Rute menuju Basecamp Lembayung dari jalan poros Enrekang-Tana Toraja kita masuk di jalan Pasar Cakke yang nantinya bakalan tembus di Baraka. Setelah melewati Pasar Baraka, kita harus mencari lapangan yang di dekatnya terdapat SD Negeri 105 Baraka. Nah, basecamp itu berada di belakang sekolah tersebut. Lewatnya di gang sebelah SD Negeri 105 Baraka.

basecamp KPA Lembayung

Kami singgah sejenak saja di basecamp tersebut sambil minum suguhan teh hangat di basecamp yang dikelola oleh Pak Dadang itu. Disitu kita juga bisa dibantu untuk mencari transportasi ke Dusun Rante Lemo. Kami pun demikian, kami menggunakan jasa ojek dari anak buah Pak Dadang sendiri. Harga bisa dinego lah, saat itu kami dapat harga Rp 150.000,- untuk perjalanan selama 2 jam dengan medan yang sangat tidak wajar untuk dilalui sepeda motor pada umumnya.

bisa juga pake hartop loh
jumlah anggota rombongan harus disesuaikan kapasitas hartopnya

kami sempat juga ditawari batu "Sisik Naga" khas Enrekang

10.30 – 10.45 : Administrasi di Polres Baraka

            Beranjak dari Basecamp Lembayung, kami diantar menuju Polres Baraka yang tak terlalu jauh dari lapangan SD Negeri 105 Baraka. Disitu kami mengurus administrasi dengan menunjukkan KTP dan menulis daftar pendaki di buku administrasi.

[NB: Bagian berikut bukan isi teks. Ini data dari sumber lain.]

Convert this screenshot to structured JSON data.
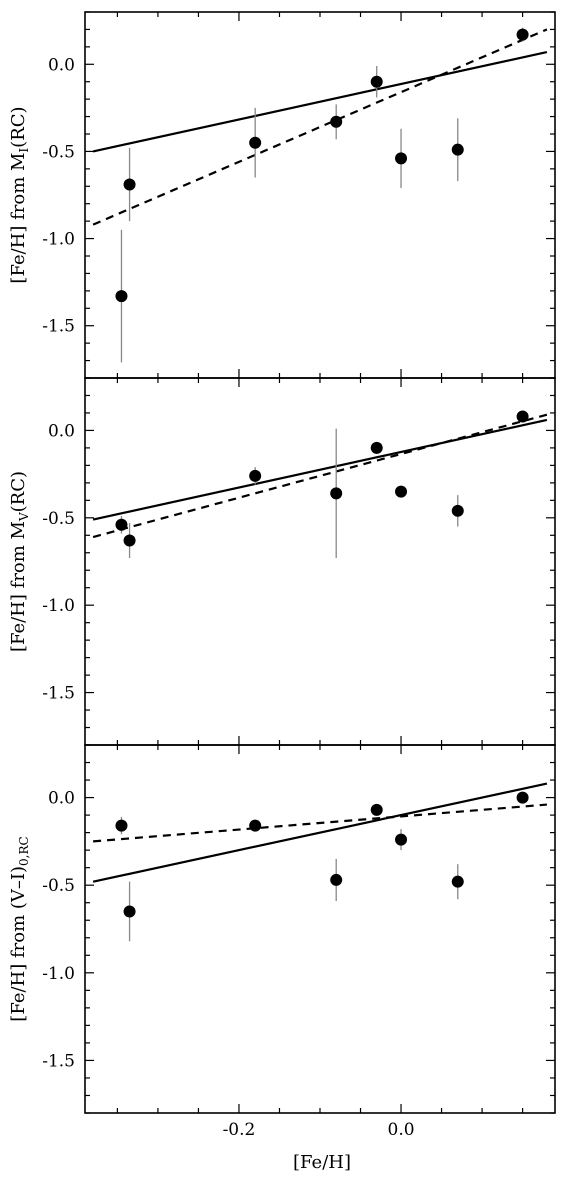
{
  "chart_data": [
    {
      "type": "scatter",
      "ylabel": "[Fe/H] from M",
      "ylabel_sub": "I",
      "ylabel_suffix": "(RC)",
      "xlim": [
        -0.39,
        0.19
      ],
      "ylim": [
        -1.8,
        0.3
      ],
      "yticks": [
        0.0,
        -0.5,
        -1.0,
        -1.5
      ],
      "ytick_labels": [
        "0.0",
        "-0.5",
        "-1.0",
        "-1.5"
      ],
      "points": [
        {
          "x": -0.345,
          "y": -1.33,
          "err": 0.38
        },
        {
          "x": -0.335,
          "y": -0.69,
          "err": 0.21
        },
        {
          "x": -0.18,
          "y": -0.45,
          "err": 0.2
        },
        {
          "x": -0.08,
          "y": -0.33,
          "err": 0.1
        },
        {
          "x": -0.03,
          "y": -0.1,
          "err": 0.09
        },
        {
          "x": 0.0,
          "y": -0.54,
          "err": 0.17
        },
        {
          "x": 0.07,
          "y": -0.49,
          "err": 0.18
        },
        {
          "x": 0.15,
          "y": 0.17,
          "err": 0.04
        }
      ],
      "fits": [
        {
          "style": "solid",
          "x": [
            -0.38,
            0.18
          ],
          "y": [
            -0.5,
            0.07
          ]
        },
        {
          "style": "dashed",
          "x": [
            -0.38,
            0.18
          ],
          "y": [
            -0.92,
            0.2
          ]
        }
      ],
      "grid": false
    },
    {
      "type": "scatter",
      "ylabel": "[Fe/H] from M",
      "ylabel_sub": "V",
      "ylabel_suffix": "(RC)",
      "xlim": [
        -0.39,
        0.19
      ],
      "ylim": [
        -1.8,
        0.3
      ],
      "yticks": [
        0.0,
        -0.5,
        -1.0,
        -1.5
      ],
      "ytick_labels": [
        "0.0",
        "-0.5",
        "-1.0",
        "-1.5"
      ],
      "points": [
        {
          "x": -0.345,
          "y": -0.54,
          "err": 0.05
        },
        {
          "x": -0.335,
          "y": -0.63,
          "err": 0.1
        },
        {
          "x": -0.18,
          "y": -0.26,
          "err": 0.05
        },
        {
          "x": -0.08,
          "y": -0.36,
          "err": 0.37
        },
        {
          "x": -0.03,
          "y": -0.1,
          "err": 0.03
        },
        {
          "x": 0.0,
          "y": -0.35,
          "err": 0.03
        },
        {
          "x": 0.07,
          "y": -0.46,
          "err": 0.09
        },
        {
          "x": 0.15,
          "y": 0.08,
          "err": 0.03
        }
      ],
      "fits": [
        {
          "style": "solid",
          "x": [
            -0.38,
            0.18
          ],
          "y": [
            -0.51,
            0.06
          ]
        },
        {
          "style": "dashed",
          "x": [
            -0.38,
            0.18
          ],
          "y": [
            -0.61,
            0.09
          ]
        }
      ],
      "grid": false
    },
    {
      "type": "scatter",
      "ylabel": "[Fe/H] from (V–I)",
      "ylabel_sub": "0,RC",
      "ylabel_suffix": "",
      "xlabel": "[Fe/H]",
      "xlim": [
        -0.39,
        0.19
      ],
      "ylim": [
        -1.8,
        0.3
      ],
      "xticks": [
        -0.2,
        0.0
      ],
      "xtick_labels": [
        "-0.2",
        "0.0"
      ],
      "yticks": [
        0.0,
        -0.5,
        -1.0,
        -1.5
      ],
      "ytick_labels": [
        "0.0",
        "-0.5",
        "-1.0",
        "-1.5"
      ],
      "points": [
        {
          "x": -0.345,
          "y": -0.16,
          "err": 0.05
        },
        {
          "x": -0.335,
          "y": -0.65,
          "err": 0.17
        },
        {
          "x": -0.18,
          "y": -0.16,
          "err": 0.03
        },
        {
          "x": -0.08,
          "y": -0.47,
          "err": 0.12
        },
        {
          "x": -0.03,
          "y": -0.07,
          "err": 0.03
        },
        {
          "x": 0.0,
          "y": -0.24,
          "err": 0.06
        },
        {
          "x": 0.07,
          "y": -0.48,
          "err": 0.1
        },
        {
          "x": 0.15,
          "y": 0.0,
          "err": 0.02
        }
      ],
      "fits": [
        {
          "style": "solid",
          "x": [
            -0.38,
            0.18
          ],
          "y": [
            -0.48,
            0.08
          ]
        },
        {
          "style": "dashed",
          "x": [
            -0.38,
            0.18
          ],
          "y": [
            -0.25,
            -0.04
          ]
        }
      ],
      "grid": false
    }
  ]
}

ada Pak Untung loh di Polres Baraka 

Daftar pendaki yang terakhir sebelum kami ternyata mendaki pada tanggal 25 Maret 2015 dan sampai hari itu mereka belum juga turun. Pak Polisi yang menangani administrasi berpesan kepada kami jika sampai batas waktu yang ditentukan plus 3 hari jika belum melapor kepulangan maka akan diturunkan Tim SAR untuk mencari.

no. telp Polsek Baraka

Kami rencananya mendaki selama 3 hari dua malam. Sehingga kami tulis saja di jadwal kepulangan kami yaitu tanggal 3 April, semoga saja tidak molor. Diperintahkan pula kepada pendaki untuk mencatat nomor telepon Polres Baraka jika sewaktu-waktu perlu bantuan. Jika kondisi memungkinkan di Pos 8 yang merupakan pos dengan dataran yang paling lapang, bisa ditangkap sinyal seluler. Tak ada retribusi khusus dalam pendakian ini.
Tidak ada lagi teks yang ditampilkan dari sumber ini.